This morning on the Senate floor, Sen. Jon Kyl (R-AZ) tried to downplay the effects of a government shutdown, which now seems all but assured. Kyl said if there was a shutdown, it would likely be brief, and “while there would be some dislocations and inconveniences, I do think the media exaggerates a little bit the result of a shutdown over the weekend.”
Unfortunately, however, even a brief shutdown could have wide-ranging and expensive effects. The Constitution forbids any funds from leaving the U.S. Treasury if they haven’t been appropriated by Congress, and so all non-essential government services will cease immediately in the event of an appropriations lapse. In some cases, this means requiring federal workers all over the globe to return home immediately.
For example, NASA researchers in Greenland who are monitoring Arctic land and sea ice would have to return to the United States right away, and bring all of their equipment with them. Their work is aimed at quantifying the loss of Arctic ice due to global warming, and their mission may have to be abandoned entirely:
“ALL NASA IceBridge personnel now in Greenland would return home if there is a government shutdown,” agency spokesman Steve Cole said in an email yesterday.
That means sending NASA’s P-3B research plane back to the Wallops Flight Facility on Virginia’s eastern shore. The space agency’s King Air plane would return to its home at the Langley Research Center in Hampton, Va.
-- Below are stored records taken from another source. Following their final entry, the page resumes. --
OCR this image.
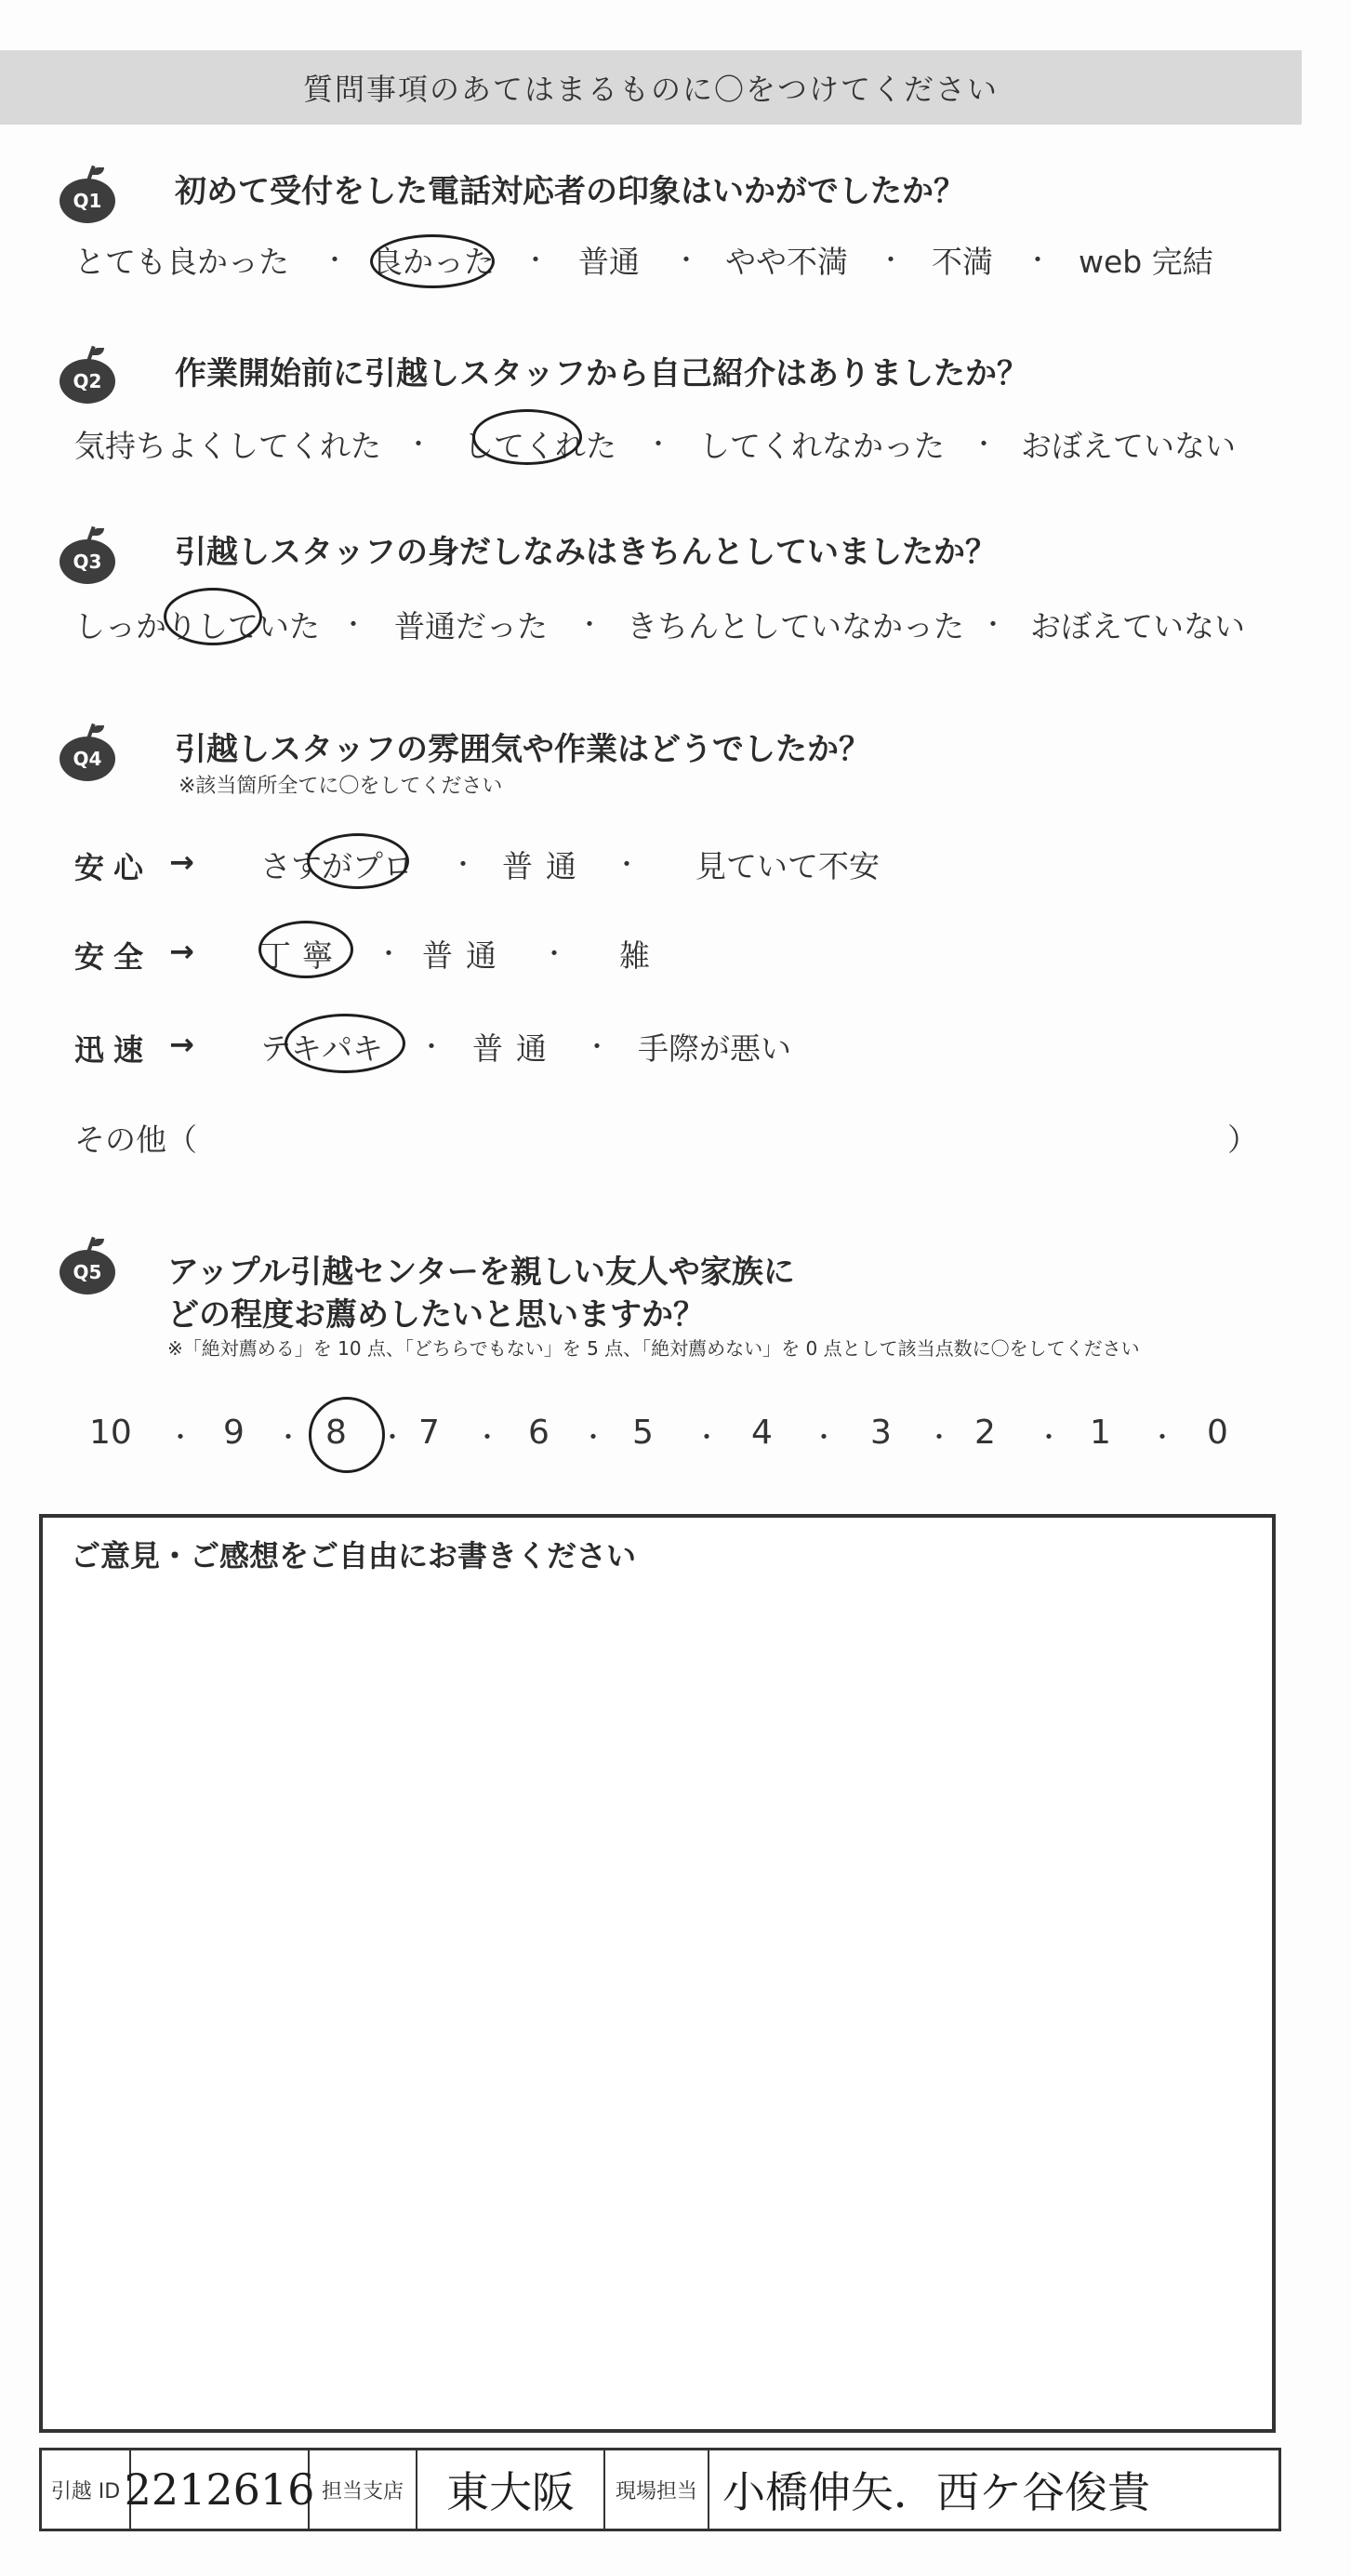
質問事項のあてはまるものに〇をつけてください
Q1	初めて受付をした電話対応者の印象はいかがでしたか？
とても良かった ・ 良かった ・ 普通 ・ やや不満 ・ 不満 ・ web 完結
Q2	作業開始前に引越しスタッフから自己紹介はありましたか？
気持ちよくしてくれた ・ してくれた ・ してくれなかった ・ おぼえていない
Q3	引越しスタッフの身だしなみはきちんとしていましたか？
しっかりしていた ・ 普通だった ・ きちんとしていなかった ・ おぼえていない
Q4	引越しスタッフの雰囲気や作業はどうでしたか？
※該当箇所全てに〇をしてください
安心 → さすがプロ ・ 普通 ・ 見ていて不安
安全 → 丁寧 ・ 普通 ・ 雑
迅速 → テキパキ ・ 普通 ・ 手際が悪い
その他（	）
Q5	アップル引越センターを親しい友人や家族に
どの程度お薦めしたいと思いますか？
※「絶対薦める」を 10 点、「どちらでもない」を 5 点、「絶対薦めない」を 0 点として該当点数に〇をしてください
10 ・ 9 ・ 8 ・ 7 ・ 6 ・ 5 ・ 4 ・ 3 ・ 2 ・ 1 ・ 0
ご意見・ご感想をご自由にお書きください
引越 ID 2212616 担当支店	東大阪	現場担当 小橋伸矢．西ケ谷俊貴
Reassembling IceBridge scientists, planes and crew in Greenland would be “a pretty big production,” he said. “It takes several flights just for delivering people and cargo.”
It’s doubtful that NASA — which, like the rest of the federal government, has operated under a series of temporary funding measures since October — would be able to find the cash to pay for those flights.
Also, some overseas workers with with the Federal Trade Commission — which promotes consumer protection, and policies anti-competitive business practices — would also have to return home:
Those employees in a travel status, including those overseas on short and long-term assignments, will be contacted and instructed, as appropriate, either to stay where they are (although in a furloughed status) or to return to their duty stations at the earliest practicable opportunity.
Yesterday, Steve Benen reported that even the threat of a shutdown is forcing many government agencies to create contingency plans to take their websites offline, which will incur significant expenses.
The Republican position that this standoff is about spending is already hard to believe, since the amount of cuts have already been agreed upon and negotiations are stuck on “riders” that would restrict funding of women’s health services. It’s even further undercut by the fact the shutdown will actually increase government spending.